Говоря о начале войны 1812 года, все обычно вспоминают «патриотический подъем». «Гонители французского языка и Кузнецкого моста взяли в обществе решительный верх, и гостиные наполнились патриотами: кто высыпал из табакерки французский табак и стал нюхать русский; кто сжег десяток французских брошюрок, кто отказался от лафита и принялся за кислые щи. Все закаялись говорить по-французски; все закричали о Пожарском и Минине и стали проповедовать народную войну» [250], — иронически пишет об этом подъеме Пушкин. Но создание пропаганды — и пропагандистской мифологии, и пропагандистской литературы, и пропагандистского искусства — было результатом целенаправленной деятельности, а не просто энтузиазма. Одним из пропагандистских центров была типография при штабе Кутузова; там печатались главным образом тексты (воззвания, листовки, брошюры), но выпускались и карикатуры. В столицах действовали журналисты-патриоты (разумеется, при поддержке правительства). В Петербурге на такого рода мифологии и такого рода искусстве специализировался иллюстрированный журнал «Сын Отечества» Николая Греча, начавший выходить именно в 1812 году (многие карикатуры Венецианова и Теребенева выпускались приложением к журналу). В Москве главным журналистом-патриотом был Сергей Глинка, издатель «Русского вестника», назначенный губернатором Ростопчиным руководителем антифранцузской пропаганды.

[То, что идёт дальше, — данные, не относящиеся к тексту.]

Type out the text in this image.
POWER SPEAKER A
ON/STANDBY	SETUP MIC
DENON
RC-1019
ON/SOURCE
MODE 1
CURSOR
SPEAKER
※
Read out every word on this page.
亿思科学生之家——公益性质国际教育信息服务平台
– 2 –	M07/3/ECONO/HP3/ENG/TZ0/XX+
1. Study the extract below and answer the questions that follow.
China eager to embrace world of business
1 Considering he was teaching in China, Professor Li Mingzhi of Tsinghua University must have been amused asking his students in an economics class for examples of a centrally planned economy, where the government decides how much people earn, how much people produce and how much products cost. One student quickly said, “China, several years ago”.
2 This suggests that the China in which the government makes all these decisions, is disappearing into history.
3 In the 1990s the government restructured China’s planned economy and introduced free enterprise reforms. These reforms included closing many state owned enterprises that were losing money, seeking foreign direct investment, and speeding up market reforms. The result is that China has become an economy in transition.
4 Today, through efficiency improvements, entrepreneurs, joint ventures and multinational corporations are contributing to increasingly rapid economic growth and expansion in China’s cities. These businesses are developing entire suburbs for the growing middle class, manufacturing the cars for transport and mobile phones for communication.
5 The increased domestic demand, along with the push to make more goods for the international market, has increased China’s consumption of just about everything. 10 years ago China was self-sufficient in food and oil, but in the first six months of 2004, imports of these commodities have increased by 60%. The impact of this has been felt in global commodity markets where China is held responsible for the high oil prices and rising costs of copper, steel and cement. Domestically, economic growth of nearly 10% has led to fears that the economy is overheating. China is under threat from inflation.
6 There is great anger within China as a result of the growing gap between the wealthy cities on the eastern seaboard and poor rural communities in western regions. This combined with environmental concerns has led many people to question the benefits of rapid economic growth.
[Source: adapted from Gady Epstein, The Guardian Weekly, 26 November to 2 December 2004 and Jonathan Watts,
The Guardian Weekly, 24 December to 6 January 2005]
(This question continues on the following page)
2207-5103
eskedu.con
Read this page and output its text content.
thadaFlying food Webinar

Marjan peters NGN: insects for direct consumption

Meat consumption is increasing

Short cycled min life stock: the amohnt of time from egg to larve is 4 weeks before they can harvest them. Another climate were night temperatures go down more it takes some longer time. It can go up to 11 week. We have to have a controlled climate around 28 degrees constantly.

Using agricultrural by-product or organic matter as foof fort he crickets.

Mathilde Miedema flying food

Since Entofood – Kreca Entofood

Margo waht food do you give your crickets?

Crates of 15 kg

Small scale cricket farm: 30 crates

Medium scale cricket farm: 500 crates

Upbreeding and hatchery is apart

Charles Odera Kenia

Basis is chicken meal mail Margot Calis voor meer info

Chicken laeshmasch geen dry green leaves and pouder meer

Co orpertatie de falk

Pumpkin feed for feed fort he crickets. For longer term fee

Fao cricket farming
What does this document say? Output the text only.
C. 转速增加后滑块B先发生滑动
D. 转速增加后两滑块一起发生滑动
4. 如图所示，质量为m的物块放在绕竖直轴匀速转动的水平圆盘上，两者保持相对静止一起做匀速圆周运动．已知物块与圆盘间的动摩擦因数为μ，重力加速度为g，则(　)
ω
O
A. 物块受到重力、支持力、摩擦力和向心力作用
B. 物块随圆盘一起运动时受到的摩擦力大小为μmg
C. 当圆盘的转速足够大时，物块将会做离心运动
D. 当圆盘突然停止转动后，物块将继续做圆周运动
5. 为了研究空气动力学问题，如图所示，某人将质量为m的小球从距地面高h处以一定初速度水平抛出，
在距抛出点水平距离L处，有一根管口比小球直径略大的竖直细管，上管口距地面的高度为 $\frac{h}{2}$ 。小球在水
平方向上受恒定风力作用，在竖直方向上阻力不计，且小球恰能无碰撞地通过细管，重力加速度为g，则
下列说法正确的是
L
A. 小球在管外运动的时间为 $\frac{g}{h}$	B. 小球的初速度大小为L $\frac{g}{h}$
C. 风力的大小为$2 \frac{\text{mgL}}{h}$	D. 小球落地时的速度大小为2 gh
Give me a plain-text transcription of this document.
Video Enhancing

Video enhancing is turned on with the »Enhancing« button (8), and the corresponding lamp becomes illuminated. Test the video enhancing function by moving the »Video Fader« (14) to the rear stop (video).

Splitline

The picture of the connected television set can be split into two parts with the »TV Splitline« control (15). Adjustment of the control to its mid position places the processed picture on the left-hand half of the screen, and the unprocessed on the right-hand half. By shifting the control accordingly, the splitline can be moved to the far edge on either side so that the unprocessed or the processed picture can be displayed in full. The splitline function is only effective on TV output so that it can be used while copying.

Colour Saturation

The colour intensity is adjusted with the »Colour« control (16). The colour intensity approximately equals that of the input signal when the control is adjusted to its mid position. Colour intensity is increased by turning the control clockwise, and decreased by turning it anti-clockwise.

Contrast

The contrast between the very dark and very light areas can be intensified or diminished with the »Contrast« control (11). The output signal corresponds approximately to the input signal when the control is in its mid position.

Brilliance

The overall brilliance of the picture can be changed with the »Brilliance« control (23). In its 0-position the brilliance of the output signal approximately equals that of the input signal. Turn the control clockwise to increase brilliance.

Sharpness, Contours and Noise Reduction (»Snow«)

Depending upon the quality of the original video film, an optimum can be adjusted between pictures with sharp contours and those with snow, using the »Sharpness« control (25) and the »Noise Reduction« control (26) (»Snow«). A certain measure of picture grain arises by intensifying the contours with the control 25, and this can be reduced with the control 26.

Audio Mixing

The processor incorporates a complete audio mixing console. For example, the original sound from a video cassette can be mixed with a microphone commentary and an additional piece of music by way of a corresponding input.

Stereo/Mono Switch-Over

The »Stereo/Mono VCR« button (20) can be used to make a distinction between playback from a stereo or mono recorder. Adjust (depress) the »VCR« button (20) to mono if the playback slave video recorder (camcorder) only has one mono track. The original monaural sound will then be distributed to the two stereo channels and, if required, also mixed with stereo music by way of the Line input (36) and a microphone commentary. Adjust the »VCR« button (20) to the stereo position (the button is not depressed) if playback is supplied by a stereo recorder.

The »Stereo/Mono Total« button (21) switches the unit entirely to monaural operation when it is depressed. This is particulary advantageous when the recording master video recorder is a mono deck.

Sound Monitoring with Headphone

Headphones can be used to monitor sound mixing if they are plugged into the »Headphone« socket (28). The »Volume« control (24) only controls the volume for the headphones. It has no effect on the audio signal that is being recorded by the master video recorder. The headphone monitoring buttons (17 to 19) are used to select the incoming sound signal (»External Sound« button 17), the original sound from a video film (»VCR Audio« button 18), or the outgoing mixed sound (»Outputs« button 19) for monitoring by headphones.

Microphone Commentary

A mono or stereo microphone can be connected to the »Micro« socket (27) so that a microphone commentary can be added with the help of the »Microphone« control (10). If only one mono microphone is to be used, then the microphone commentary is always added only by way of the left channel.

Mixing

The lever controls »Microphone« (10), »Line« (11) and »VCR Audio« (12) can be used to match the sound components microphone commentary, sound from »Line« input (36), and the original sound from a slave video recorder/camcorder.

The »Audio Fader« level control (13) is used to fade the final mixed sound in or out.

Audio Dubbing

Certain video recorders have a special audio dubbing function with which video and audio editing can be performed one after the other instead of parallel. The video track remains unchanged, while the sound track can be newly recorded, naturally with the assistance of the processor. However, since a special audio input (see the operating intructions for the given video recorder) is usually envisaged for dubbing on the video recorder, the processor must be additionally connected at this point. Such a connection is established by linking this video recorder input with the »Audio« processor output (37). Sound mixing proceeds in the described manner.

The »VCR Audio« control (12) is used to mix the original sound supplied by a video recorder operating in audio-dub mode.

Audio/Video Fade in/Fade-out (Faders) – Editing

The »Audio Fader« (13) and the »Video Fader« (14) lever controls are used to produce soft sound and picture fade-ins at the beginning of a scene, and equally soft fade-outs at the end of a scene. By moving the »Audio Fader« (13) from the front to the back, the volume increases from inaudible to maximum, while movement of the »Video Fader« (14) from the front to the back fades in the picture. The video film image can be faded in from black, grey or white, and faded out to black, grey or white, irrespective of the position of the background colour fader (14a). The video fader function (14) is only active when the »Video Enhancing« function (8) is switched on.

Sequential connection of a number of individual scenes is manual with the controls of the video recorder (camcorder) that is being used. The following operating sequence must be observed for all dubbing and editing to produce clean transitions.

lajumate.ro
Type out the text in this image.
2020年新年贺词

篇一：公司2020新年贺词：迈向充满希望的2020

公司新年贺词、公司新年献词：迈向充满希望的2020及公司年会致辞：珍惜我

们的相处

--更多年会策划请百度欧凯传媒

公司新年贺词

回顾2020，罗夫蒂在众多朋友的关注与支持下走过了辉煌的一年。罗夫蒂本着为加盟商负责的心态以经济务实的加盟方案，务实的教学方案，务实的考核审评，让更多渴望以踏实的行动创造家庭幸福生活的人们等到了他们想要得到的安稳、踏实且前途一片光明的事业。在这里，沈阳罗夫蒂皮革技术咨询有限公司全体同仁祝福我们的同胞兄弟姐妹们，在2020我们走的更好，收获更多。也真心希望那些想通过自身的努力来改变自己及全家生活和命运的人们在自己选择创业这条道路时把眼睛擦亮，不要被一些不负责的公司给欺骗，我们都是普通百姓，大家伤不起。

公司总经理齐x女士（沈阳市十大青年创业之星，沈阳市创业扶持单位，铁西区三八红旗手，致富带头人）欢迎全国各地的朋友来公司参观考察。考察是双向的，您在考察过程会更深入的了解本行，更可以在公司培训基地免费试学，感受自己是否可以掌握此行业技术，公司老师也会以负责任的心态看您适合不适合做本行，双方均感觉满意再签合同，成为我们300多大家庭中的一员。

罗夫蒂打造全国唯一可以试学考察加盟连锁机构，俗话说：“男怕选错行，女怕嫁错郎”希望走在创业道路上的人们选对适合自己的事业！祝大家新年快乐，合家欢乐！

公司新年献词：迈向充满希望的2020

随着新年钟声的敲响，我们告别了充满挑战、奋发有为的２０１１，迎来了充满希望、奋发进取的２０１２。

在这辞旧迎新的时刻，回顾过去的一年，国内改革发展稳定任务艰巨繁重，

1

В пропагандистском искусстве эпохи войны 1812 года есть несколько основных типов сюжетов. Первый тип сюжетов — чисто сатирических — связан с гонениями на галломанов; сатиры на французские моды магазинов Кузнецкого моста и вообще на французскую культуру, чрезвычайно популярную среди русской аристократии до 1812 года. Собственно, прямым продолжением этих комических сюжетов про «французских мадамов» — содержательниц модных магазинов или актрис (агентов французского влияния в русском обществе) — являются (по самому типу юмора) сюжеты про самих солдат французской Великой армии.
Пропаганда, конечно, не может состоять только из насмешек над врагом. Необходимы образцы для подражания, подвиги. Издатель «Сына Отечества» Николай Греч (вместе с Александром Тургеневым) был главным сочинителем подвигов — и, скорее всего, создателем большей части героической мифологии Отечественной войны. Так, «история о Русском Сцеволе, о том, как один казак победил нагайкой трех артиллеристов и отобрал у них пушку, о том, как старуха Василиса перевязала французов веревкой и привела их к русским солдатам и пр., по свидетельству очевидцев, были выдуманы редакцией журнала, чтобы вызвать волну патриотического настроения в обществе» [251].
В этих сочиненных историях помимо собственно героизма важно происхождение героев — русское и простонародное. Среди героев войны, представленных в пропагандистском искусстве, преобладают не профессиональные военные, а ополченцы (ратники) или партизаны (причем тоже крестьяне, а не регулярные гусары Давыдова или казаки Платова); простые люди, мужики и бабы. Это, собственно, главная мифологема войны 1812 года (объявленной в самом ее начале Отечественной) — народ, поднявшийся против врага.